They were on the move, three businessmen; they were wearing suits, white shirts and ties. It had been Reino’s idea and in its simplicity it was a good one. The first time they’d come out of the bank at night they’d bumped into a woman taking her rubbish out to the bins in the courtyard, and she’d clearly thought they worked for the bank as she’d said: ‘I suppose I should charge you for this, but you can have it for free, as long as you can make the ticket machines give out five-mark coins instead of…’
They turned at the corner. A taxi went down Museokatu and
disappeared
somewhere, and further off a drunken man staggered along, his shoulders hunched in sorrow. It wasn’t far now, only about twenty metres, and for Tweety going to the bank had never felt so agonising. He knew what would happen: the alarm buzzer would go off right in front of some copper’s eyes, then it would only be a matter of minutes until blue lights were flashing through the night, and inside the cars there would be
stern-faced
men with batons and revolvers at the ready. Tweety wet his lips; he was cold, yet strangely he was sweating at the same time and he was doing everything he could to make the blue images in his head disappear.
The worst of it was that he knew he had to do this; the Chancellor depended on him. Lasse had rearranged the wiring inside the alarm: to the people working at the bank it looked as if it worked and everything was fine, but the new alarm no longer reacted to heat or shock waves.
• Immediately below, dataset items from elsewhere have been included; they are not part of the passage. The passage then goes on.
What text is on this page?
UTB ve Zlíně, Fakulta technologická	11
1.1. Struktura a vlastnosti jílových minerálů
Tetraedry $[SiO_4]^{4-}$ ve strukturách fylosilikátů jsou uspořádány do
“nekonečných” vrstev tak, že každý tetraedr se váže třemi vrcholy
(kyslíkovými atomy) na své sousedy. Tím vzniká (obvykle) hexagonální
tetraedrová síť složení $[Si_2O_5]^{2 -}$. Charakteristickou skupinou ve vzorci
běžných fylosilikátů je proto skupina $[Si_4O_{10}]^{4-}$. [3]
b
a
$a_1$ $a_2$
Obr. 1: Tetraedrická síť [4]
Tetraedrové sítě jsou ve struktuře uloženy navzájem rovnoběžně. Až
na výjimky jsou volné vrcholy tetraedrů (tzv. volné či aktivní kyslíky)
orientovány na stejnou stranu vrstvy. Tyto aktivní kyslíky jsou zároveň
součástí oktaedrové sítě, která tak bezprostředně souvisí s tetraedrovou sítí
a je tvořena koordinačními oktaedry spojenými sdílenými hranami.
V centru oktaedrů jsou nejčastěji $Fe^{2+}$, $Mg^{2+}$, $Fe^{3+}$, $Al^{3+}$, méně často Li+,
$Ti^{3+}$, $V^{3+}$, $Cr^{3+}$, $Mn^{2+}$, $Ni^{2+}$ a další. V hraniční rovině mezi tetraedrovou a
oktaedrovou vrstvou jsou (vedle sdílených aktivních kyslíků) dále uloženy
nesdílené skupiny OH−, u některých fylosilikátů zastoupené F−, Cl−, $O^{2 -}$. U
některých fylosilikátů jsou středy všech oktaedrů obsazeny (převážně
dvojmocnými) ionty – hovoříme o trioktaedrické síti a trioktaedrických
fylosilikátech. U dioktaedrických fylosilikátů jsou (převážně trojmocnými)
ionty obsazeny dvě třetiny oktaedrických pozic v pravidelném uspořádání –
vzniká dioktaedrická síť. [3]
And when they came back on Friday night for the final phase of the Chancellor, all they had to do was wrench the door open and make straight for the safety deposit boxes and nobody would know about the robbery until the women at the counter arrived for work on the Monday morning.
They stopped in front of the archway and carefully looked around one more time, but they couldn’t see anyone watching them and the
courtyard
was dark and quiet. Tweety grabbed the handle and pulled on it, and the narrow grille in the gate opened; he’d put a paper egg in place that afternoon, and even if someone had removed it, using Vaseline he would still have been able to slip his hand through the mesh in the gate and open the door that way if necessary.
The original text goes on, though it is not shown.